We set up eight benchmarks covering different workload profiles. Iterative Fibonacci (50 million iterations, 3 phi variables), running sum (100 million, 2 phi variables), repeated multiply-by-3 (100 million), factorial (100 million), Euclidean GCD (10 million function calls with mod and phi), Collatz sequence (200,000 function calls with div, mod, and branches), nested loops (8000 by 8000, 64 million iterations), and XOR+AND accumulation (100 million). Each was scaled to produce 100 to 250 millisecond baseline times on Apple Silicon so the measurements would be meaningful. Every benchmark ends with a mod 256 and returns the result as the exit code, so correctness is verifiable.

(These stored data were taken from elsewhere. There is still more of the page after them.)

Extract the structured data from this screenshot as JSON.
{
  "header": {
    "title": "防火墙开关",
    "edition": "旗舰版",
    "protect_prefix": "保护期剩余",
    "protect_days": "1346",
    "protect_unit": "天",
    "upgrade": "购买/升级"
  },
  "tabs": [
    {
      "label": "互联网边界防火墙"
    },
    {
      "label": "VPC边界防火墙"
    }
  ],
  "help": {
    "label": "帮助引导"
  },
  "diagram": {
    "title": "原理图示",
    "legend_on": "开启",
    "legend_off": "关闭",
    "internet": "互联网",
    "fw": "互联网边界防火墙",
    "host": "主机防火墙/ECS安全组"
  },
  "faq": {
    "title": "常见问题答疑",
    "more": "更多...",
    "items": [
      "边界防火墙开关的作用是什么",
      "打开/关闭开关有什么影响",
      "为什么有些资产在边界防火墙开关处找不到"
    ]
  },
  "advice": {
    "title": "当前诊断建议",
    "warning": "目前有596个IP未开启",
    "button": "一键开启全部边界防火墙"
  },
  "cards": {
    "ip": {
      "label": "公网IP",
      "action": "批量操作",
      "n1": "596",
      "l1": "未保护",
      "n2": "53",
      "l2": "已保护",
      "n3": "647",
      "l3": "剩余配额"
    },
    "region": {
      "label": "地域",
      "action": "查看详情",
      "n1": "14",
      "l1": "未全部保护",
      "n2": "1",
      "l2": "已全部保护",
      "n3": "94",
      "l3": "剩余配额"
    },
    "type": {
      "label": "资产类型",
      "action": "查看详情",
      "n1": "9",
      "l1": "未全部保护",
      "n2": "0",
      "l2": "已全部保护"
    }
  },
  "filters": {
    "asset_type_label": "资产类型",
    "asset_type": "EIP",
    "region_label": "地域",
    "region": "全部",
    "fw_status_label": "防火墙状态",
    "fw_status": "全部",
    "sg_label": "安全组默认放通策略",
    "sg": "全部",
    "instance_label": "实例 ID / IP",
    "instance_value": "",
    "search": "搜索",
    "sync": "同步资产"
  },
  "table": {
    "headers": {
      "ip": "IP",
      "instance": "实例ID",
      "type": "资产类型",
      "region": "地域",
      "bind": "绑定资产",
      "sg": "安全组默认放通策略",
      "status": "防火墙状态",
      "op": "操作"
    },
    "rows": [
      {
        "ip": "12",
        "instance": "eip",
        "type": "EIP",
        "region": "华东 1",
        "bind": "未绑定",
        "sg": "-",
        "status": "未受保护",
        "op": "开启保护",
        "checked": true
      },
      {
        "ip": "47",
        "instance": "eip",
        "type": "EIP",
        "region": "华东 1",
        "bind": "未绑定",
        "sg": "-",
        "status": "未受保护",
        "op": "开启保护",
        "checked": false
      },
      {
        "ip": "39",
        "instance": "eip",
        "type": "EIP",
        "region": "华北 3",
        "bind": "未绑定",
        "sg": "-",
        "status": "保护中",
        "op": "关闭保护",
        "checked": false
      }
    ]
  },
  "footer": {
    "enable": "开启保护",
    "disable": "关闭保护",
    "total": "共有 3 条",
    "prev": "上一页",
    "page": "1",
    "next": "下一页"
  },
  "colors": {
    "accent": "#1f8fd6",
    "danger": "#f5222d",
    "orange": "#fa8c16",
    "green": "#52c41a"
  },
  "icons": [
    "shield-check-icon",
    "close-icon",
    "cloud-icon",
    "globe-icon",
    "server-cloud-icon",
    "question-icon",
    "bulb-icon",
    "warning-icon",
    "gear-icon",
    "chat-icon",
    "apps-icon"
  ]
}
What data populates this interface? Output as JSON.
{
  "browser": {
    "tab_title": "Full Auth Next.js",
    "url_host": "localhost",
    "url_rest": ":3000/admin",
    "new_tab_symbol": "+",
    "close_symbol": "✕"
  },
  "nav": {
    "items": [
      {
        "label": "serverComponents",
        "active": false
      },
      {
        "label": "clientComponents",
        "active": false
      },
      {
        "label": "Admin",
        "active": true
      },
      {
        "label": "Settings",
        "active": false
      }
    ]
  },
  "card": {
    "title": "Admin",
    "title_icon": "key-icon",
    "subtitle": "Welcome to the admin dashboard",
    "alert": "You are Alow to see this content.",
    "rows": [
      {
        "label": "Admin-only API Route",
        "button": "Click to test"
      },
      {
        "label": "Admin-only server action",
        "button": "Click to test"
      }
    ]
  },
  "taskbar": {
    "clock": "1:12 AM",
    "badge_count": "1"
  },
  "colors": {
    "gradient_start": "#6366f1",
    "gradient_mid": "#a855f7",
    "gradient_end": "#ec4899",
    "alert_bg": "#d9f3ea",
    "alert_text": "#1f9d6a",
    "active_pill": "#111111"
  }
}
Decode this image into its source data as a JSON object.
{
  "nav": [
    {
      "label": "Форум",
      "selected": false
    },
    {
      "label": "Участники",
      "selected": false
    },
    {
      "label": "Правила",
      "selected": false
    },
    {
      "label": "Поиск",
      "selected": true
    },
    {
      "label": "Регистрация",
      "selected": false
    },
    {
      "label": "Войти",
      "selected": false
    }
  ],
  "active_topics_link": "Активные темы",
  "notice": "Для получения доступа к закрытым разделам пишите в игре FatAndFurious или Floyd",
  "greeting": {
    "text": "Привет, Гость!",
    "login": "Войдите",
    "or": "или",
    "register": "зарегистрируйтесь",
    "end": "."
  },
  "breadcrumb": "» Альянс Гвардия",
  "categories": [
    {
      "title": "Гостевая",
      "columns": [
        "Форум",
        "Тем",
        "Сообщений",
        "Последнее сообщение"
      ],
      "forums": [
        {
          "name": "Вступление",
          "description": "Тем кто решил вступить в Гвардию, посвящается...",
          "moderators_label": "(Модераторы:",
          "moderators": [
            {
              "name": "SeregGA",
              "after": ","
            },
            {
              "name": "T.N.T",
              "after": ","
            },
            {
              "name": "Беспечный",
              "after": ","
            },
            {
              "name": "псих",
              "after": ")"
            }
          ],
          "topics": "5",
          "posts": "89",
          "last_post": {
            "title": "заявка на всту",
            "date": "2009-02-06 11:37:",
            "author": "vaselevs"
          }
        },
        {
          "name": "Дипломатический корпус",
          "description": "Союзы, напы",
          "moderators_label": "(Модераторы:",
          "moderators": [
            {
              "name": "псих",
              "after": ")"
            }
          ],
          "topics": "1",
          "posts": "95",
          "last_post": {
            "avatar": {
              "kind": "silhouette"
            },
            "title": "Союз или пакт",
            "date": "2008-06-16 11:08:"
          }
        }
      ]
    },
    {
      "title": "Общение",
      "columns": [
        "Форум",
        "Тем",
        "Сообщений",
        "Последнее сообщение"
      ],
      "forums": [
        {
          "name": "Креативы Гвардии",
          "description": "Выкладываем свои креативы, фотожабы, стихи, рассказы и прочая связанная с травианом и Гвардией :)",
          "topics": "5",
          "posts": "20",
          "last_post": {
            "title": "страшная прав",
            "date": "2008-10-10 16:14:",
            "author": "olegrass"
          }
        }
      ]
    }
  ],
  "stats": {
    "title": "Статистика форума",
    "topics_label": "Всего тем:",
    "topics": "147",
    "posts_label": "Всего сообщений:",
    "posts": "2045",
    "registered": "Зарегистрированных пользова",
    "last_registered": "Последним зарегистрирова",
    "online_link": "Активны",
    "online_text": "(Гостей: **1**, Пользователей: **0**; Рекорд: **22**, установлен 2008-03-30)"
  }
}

The baseline is Stage 1's naive compiler. The optimized version is Stage 2 after Claude has worked through its optimization passes.

What Claude did

The optimization work happened in seven passes, and the order and priority decisions are part of what makes this interesting.

The first and largest pass was linear scan register allocation. The implementation computes live intervals via iterative dataflow analysis, computing gen/kill sets per block, propagating live-in/live-out sets to a fixed point, then deriving the start and end sequence numbers for each virtual register from the combined liveness information. It sorts intervals by start point, then greedily assigns physical registers from two pools: callee-saved (x19-x28, ten registers) for values live across function calls, and caller-saved scratch (x9-x15, seven registers) for short-lived values. When both pools run out, it spills to the stack frame with explicit load/store pairs at spill points.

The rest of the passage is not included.